27 October 2017

Ancestors Fallacy

There's a cognitive mistake we make that needs a name but doesn't have one as far as I can tell. In the linked article about wolves the author starts out with an example from closer to home.

It's often assumed that because great apes knuckle-walk when on the ground, that we must have evolved from knuckle-walkers. We talk about "learning walking upright" to make the distinction clear. In fact we evolved from a common ancestor and that ancestor is likely to have been a brachiator - to have live mostly in the tree tops, like today's gibbons and (some) lemurs.

When a gibbon is on the ground it almost always walks on two legs. Using it's arms to stabilise itself. Youtube thinks this is very funny and has many videos of gibbons walking "like a human". It's not that they have "learned to walk like a human", that's just what they do on the ground. Note even the great apes adopt bipedalism when wading in water.

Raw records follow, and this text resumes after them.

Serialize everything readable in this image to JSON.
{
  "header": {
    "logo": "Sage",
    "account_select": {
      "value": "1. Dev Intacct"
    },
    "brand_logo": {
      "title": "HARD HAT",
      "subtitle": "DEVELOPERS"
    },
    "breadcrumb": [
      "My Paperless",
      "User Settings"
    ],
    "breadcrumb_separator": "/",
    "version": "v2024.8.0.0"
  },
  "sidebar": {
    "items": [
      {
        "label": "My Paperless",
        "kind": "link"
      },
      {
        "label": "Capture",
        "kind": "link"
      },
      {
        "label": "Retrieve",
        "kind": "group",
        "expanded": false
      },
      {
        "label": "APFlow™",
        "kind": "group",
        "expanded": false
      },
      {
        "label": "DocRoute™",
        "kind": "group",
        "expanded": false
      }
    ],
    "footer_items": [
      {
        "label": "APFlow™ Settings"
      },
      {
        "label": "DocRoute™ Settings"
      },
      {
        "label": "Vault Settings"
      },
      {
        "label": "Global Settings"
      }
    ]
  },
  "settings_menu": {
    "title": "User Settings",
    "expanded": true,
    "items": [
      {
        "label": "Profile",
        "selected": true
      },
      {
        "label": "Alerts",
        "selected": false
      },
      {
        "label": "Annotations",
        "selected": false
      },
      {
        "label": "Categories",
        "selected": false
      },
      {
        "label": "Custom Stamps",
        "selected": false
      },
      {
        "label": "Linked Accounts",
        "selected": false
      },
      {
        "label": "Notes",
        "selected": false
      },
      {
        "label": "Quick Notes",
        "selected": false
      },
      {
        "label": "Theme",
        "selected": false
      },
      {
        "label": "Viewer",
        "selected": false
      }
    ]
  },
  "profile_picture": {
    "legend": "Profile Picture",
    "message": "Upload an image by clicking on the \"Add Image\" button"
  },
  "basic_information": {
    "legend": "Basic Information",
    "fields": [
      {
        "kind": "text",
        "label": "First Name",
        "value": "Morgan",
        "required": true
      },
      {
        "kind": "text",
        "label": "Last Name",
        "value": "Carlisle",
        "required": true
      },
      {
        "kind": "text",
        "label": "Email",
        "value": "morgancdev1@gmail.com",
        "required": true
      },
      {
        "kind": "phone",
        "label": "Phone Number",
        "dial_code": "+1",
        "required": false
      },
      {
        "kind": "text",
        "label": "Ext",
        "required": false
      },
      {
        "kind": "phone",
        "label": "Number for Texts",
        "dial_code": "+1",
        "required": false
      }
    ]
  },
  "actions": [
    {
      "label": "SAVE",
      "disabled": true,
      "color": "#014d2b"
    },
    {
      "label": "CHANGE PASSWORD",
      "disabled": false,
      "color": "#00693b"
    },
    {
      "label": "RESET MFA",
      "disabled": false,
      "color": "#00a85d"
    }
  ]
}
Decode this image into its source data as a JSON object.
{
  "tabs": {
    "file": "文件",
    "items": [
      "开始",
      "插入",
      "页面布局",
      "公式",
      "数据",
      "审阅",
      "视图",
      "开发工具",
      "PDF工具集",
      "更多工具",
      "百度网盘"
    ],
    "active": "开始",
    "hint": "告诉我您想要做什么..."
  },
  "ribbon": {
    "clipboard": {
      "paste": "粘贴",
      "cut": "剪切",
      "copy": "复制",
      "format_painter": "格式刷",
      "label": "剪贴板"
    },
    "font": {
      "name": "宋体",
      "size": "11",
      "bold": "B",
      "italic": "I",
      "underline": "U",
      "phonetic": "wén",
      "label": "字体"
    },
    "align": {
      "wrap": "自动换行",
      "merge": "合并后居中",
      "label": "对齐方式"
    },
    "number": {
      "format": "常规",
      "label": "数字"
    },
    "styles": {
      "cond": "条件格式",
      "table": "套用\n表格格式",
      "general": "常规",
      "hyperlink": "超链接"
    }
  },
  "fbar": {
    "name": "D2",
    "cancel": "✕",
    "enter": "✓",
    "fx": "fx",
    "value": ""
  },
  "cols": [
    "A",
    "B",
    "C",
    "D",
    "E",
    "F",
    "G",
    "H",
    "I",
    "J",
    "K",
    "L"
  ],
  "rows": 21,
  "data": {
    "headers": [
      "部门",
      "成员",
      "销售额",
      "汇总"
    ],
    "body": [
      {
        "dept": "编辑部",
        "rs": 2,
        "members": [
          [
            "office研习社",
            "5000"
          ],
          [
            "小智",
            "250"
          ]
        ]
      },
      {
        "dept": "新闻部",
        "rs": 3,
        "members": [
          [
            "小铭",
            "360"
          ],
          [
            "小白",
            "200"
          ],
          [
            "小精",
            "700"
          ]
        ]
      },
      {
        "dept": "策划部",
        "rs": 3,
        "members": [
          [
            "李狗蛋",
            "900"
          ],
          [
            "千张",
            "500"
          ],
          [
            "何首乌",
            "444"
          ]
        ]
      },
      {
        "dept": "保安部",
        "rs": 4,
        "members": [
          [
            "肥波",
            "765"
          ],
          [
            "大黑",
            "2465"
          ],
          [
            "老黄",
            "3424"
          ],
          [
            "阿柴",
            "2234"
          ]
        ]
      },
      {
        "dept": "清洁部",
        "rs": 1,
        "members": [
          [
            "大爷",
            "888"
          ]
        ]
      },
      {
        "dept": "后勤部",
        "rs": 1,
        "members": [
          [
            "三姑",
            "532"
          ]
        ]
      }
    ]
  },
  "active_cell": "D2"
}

So there is a fallacy here. The fallacy tells us that the chimp is our closest genetic relative, so our ancestors must have been chimp-like (hiding in their somewhere is the assumption that chimps are "primitive" animals and that only humans evolve). But our ancestors were not chimp-like. Chimps, gorillas, and orangutans evolved knuckle walking, humans never did. Nor did gibbons.

The modern view of evolution is that all organisms currently alive have been evolving for exactly the same amount of time. So just because a bacteria looks archaic, does not mean that it is archaic. Everything currently alive is modern. Evolution doesn't stop for living things.

Chimps and humans have evolved for equal lengths of time. And neither of us is more like our common ancestor than the other.

This means that there are no "primitive" tribes. Hunter-gatherers living now are not necessarily representative of pre-historic humans unless we know the conditions they live in have not changed (and given the intervention of the last ice-age this is extremely unlikely).

Yes, humans arrived in Australia as long ago as 60,000 years before the present, but they constantly changed. The evolved literally hundreds of languages for instance.

In my field of study, modern schools of Buddhism, whether Theravāda or Tibetan or Zen are often seen are representative of some previous era. This is the same fallacy. All forms of Buddhism currently being practised are modern (though not all are modernist). No amount of social conservatism can prevent changes from accumulating over dozens of generations.

I'm not sure what to call this fallacy.